Yes, they got one. And I lost my lead reindeer on Christmas Eve as I, Santa Claus, braved the Virginia hunting season to deliver toys to the children—no toy guns, mind you. Earl must be the one who wrote to me asking for venison for Christmas. I couldn’t find him on my list of kids, naughty or nice, and no wonder: I could see now that he was a grown man. Well, I had some spare lumps of coal with me, so I would take a swing past Earl’s house before heading north.

Meanwhile I had toys to deliver, and we made a rough landing on the first rooftop. As I dropped down the chimney, I heard a child’s voice from the room below. Darn it, the parents are supposed to have the kids in bed by this hour. It was too late to stop, though, and as I plopped into the fireplace, a two-year-old girl gaped at me. Then she screamed. “Mommy! It’s the Grinch!” Double darn. Another job hazard: the uniform doesn’t get the respect it used to, and that impostor the Grinch is better known than the genuine article.

I hastily scattered the presents around the tree and bolted up the chimney. And people think this job is fun. Well, on to the next house. We were just taking off when I heard Earl and his buddy again. Blam! Blam! “Hey, Joey! I got one too!”

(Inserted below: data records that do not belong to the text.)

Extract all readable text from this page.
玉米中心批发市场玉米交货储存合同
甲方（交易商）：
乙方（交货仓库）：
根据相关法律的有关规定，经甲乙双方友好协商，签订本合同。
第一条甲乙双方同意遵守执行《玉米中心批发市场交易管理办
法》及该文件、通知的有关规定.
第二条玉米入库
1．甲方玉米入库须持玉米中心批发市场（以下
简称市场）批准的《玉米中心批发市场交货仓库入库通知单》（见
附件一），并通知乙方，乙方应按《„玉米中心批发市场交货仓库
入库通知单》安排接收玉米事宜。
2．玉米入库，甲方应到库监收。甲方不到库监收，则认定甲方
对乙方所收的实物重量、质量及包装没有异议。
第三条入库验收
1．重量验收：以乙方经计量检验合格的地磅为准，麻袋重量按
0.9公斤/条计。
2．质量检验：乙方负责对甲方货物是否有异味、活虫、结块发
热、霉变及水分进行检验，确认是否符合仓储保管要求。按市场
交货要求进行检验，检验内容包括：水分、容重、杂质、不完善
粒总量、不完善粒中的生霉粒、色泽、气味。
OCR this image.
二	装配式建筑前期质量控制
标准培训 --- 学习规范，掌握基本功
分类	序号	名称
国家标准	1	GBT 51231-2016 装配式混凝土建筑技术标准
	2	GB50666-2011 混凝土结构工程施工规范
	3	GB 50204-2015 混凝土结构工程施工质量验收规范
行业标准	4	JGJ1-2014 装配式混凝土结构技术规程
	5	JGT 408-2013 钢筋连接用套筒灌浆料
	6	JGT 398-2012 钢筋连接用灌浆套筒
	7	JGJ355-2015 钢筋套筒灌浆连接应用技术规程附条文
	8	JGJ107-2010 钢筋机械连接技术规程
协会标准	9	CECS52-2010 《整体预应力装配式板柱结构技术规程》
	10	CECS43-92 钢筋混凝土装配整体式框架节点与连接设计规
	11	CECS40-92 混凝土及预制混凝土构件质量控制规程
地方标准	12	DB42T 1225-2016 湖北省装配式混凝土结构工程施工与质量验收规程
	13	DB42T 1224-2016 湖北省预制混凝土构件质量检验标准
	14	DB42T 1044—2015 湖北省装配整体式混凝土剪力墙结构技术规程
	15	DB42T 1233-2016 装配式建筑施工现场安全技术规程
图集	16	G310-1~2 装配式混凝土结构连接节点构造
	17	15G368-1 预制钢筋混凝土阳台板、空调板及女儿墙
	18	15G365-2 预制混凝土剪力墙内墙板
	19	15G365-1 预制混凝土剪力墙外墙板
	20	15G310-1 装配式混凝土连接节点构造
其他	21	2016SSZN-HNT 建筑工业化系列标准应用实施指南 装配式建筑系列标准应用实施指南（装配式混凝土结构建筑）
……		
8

We wobbled into the sky as I tried to guide the reindeer through evasive maneuvers, but our leader with his light-up nose was gone, and now I was down to six reindeer.

A few years ago I tried using cows instead. Granted, flying cows aren’t as fast or as graceful as flying reindeer, but it was worth a shot, pardon the pun. Unfortunately, it turned out to be a literal problem, because some hunters will shoot at anything that moves, and people such as Earl got beef for Christmas instead of venison.

So here we were staggering through the sky with no lights and running on six cylinders instead of eight, as it were, and what was I to do? Shoot back? Believe me, I thought about it. But what would that do to my reputation? I may hate this job sometimes, but I think I would hate unemployment even more.

No, it was time to call in the heavy reinforcements. You’ve probably seen in the news each Christmas that the North American Aerospace Defense Command tracked a flying sleigh on Christmas Eve. It’s really true, and they don’t just watch me on radar, either. No, I asked them to keep an eye on things because of trigger-happy people such as Earl and Joey. What are things coming to when Santa Claus needs an escort from the Air National Guard? But when you gotta, you gotta, so I spent the rest of the night flying with F-16s on either side of me, and while I felt safer, the noise woke up all the kids.

I was exhausted when I got back to the North Pole. I’ll admit, the work is satisfying in a way, but I wondered whether I was getting too old for it—until I opened a letter from a little girl. As I sat there I began my reply: “Yes, Virginia is where I delivered your gift of venison this year. Next year tell your daddy to ask for duck for Christmas.”

Steve Dunham hunts reindeer and cows from his front porch in Spotsylvania, VA.